No (undetectable) insulin

Low glucose

Catecholamines stimulate glucagon – nothing inhibits

GH increases due to increased AA (proteolysis)

No IGF-I – no neg. feedback on GH

Cortisol – stress
Permissive effects on lipolysis, glycogenolysis

(this is exactly same in T1DM except HIGH glusose)

25
Q

Describe hormone presentation in T1DM.

A

No insulin

HIGH glucose

Catecholamines stimulate glucagon – nothing inhibits

GH increases due to increased AA (proteolysis)

No IGF-I – no neg. feedback on GH

Cortisol – stress
Permissive effects on lipolysis, glycogenolysis

don’t have insulin so can’t use the glucose
then you get hyper osmotic plasma.glucose will saturate kidneys and you get glucose in urine ant at causes osmotic diuresis

26
Q

Describe hormone presentation in Type 2 DM.

A

RELATIVE insulin deficiency - some insulin, may not be effective

HIGH glucose

Catecholamines stimulate glucagon, insulin inhibits

Cortisol – stress
Permissive effects on lipolysis, glycogenolysis

Insulin inhibits ketogenesis

27
Q

Describe:

T2DM - RISK FACTORS

A

Most genes identified affect beta cells (development, proliferation, survival, function).

Some are linked to insulin signaling, glucose transport, or obesity.

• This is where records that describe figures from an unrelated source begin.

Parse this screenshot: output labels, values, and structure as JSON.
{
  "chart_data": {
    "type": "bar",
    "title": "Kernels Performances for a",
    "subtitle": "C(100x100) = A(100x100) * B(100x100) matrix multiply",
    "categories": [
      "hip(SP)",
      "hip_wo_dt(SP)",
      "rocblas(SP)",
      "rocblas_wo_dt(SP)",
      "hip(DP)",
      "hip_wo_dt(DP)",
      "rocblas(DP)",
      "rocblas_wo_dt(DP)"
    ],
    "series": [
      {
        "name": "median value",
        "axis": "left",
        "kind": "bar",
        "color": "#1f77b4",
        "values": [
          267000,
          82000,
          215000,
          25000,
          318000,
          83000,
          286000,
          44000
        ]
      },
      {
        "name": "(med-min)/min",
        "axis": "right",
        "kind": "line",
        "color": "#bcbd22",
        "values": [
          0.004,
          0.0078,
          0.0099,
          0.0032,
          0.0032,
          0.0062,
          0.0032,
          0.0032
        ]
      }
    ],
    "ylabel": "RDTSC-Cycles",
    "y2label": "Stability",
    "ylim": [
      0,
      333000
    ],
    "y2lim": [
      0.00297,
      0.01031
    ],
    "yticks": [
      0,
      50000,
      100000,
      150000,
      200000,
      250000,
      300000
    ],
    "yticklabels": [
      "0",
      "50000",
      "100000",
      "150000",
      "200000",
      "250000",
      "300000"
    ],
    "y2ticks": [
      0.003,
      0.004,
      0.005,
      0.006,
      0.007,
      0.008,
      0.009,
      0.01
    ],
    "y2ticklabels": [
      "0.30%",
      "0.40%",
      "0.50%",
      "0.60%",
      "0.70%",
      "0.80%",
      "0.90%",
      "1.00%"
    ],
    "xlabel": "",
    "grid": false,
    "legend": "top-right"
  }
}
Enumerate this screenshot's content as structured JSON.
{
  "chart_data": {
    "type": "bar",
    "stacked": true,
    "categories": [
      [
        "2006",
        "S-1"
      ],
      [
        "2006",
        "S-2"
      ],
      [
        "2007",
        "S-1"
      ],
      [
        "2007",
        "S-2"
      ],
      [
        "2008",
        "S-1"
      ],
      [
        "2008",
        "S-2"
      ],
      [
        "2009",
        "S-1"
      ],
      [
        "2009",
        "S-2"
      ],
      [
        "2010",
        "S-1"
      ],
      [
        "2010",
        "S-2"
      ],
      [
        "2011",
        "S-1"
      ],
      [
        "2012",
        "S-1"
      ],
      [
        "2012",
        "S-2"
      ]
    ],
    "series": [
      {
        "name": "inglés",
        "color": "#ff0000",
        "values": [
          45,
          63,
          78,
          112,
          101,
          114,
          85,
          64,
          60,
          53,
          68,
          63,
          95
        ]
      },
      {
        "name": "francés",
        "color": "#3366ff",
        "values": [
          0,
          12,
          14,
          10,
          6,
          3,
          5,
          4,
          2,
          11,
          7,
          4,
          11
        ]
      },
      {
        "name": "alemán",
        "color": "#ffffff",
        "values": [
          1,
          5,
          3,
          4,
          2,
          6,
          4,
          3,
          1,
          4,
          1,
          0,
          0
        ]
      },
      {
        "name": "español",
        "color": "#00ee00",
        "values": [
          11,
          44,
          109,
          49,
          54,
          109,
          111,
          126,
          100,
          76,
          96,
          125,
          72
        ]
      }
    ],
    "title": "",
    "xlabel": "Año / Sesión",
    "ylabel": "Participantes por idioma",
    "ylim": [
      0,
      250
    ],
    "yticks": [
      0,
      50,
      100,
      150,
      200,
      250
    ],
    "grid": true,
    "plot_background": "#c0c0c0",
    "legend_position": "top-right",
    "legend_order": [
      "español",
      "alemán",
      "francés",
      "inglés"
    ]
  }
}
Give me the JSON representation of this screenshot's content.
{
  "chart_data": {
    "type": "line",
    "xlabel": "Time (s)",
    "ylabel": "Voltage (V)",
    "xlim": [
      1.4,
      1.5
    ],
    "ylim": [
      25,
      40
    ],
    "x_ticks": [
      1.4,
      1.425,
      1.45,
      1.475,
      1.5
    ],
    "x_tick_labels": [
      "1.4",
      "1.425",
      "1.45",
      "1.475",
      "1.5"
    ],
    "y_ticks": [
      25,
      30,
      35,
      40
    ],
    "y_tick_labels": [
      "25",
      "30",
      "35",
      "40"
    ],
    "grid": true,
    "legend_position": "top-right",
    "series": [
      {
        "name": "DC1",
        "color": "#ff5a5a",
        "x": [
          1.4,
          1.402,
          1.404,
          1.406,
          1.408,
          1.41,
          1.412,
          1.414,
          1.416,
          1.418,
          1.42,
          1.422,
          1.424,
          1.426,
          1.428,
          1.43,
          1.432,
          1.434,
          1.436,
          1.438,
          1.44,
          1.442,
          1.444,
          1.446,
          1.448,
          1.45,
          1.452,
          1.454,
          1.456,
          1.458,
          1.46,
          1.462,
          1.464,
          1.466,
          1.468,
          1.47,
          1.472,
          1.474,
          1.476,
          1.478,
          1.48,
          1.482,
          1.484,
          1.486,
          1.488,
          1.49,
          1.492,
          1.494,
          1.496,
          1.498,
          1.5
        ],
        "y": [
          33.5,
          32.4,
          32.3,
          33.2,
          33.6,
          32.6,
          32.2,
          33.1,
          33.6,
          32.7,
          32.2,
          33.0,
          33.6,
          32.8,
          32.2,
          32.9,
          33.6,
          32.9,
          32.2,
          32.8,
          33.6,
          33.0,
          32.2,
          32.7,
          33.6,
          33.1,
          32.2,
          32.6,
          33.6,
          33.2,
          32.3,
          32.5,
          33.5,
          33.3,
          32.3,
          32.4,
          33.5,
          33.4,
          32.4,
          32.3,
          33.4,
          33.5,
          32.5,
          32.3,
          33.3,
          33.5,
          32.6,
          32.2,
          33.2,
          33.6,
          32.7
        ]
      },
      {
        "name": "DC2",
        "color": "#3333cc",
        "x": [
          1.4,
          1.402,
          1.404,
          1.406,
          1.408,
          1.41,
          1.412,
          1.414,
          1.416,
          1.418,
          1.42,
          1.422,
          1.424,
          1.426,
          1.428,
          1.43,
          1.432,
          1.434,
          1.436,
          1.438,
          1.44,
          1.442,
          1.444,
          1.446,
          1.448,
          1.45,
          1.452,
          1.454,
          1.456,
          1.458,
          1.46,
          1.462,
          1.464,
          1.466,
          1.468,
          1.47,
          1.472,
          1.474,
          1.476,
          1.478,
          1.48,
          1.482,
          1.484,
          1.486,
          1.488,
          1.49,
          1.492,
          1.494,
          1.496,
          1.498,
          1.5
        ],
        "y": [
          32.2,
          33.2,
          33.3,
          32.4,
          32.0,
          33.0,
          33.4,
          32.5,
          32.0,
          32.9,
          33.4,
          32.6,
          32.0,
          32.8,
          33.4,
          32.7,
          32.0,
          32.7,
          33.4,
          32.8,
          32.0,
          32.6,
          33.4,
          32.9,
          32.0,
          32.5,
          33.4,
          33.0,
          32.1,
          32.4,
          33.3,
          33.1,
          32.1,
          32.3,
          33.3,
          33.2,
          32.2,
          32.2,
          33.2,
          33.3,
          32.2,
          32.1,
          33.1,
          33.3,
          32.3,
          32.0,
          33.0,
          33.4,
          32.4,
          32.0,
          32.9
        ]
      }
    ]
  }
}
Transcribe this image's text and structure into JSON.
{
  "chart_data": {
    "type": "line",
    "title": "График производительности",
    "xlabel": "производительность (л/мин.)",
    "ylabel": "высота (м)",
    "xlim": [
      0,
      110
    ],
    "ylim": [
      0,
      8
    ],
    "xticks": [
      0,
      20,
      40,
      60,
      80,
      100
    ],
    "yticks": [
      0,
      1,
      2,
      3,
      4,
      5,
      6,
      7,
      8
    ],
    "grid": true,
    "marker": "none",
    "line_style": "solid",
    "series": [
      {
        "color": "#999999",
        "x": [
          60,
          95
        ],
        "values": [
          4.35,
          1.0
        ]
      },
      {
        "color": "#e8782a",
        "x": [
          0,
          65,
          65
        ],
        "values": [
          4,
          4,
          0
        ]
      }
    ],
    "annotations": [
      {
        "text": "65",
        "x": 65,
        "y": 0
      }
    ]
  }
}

Most highly associated genetic polymorphism is in transcription factor 7-like 2 (TCF72)
Wnt signaling pathway; coactivator of beta-catenin
-targets prod. of incretins. incretin-cell induced regulation could be associated this gene

28
Q

Describe the factors in islet cell development that could contribute to diabetes.

PDX-1
TCF72
Neurogenin 3

What would a defect in PDX1 result in?
Neurogenin 3?

A

Islet neogenesis occurs during embryonic development

Beta cell replication continues during childhood/adolescence but is stable in adults

PDX-1 important for both islet neogenesis and beta cell proliferation

TCF72 downstream targets regulate beta cell proliferation

Neurogenin 3 = key for endocrine cell development

-Neurogenin 3-imp. to make beta cells.
-defect in PDX1 wont make islets at all
w Neuro. 3 have problems w beta cells

TCF72 is TF and targets lots of genes in beta cell diff. pathway.

29
Q

Why does a lack of exercise increase propensity for insulin resistance?

A

not getting catecholamines you would normally need to dampen insulin response (in beginning you’re hyper insulemic as well)

30
Q

Describe: Acquired organ dysfunction for glucose homeostasis

Reversible?
Insulin?

A

*REVERSIBLE
First phase insulin secretion impaired – key early characteristic of disease
Hyperglycemic conditions result in organ dysfunction (liver, adipose, pancreas)

31
Q

Describe the disease progression of T2DM.

First phase?

A

first phase insulin release impairment

in normal control, if you infuse glucose, get first phase secretion followed by second phase

insulin secretion and beta cell mass- normal baseline levels of insulin secretion
when impaired fasting glucose, insulin secretion increases and B cells will start to proliferate as compensatory response to accommodate need for more insulin, at some point you get toxicity in beta cells and when that happens now you get drop off in insulin completely and those cells start to die.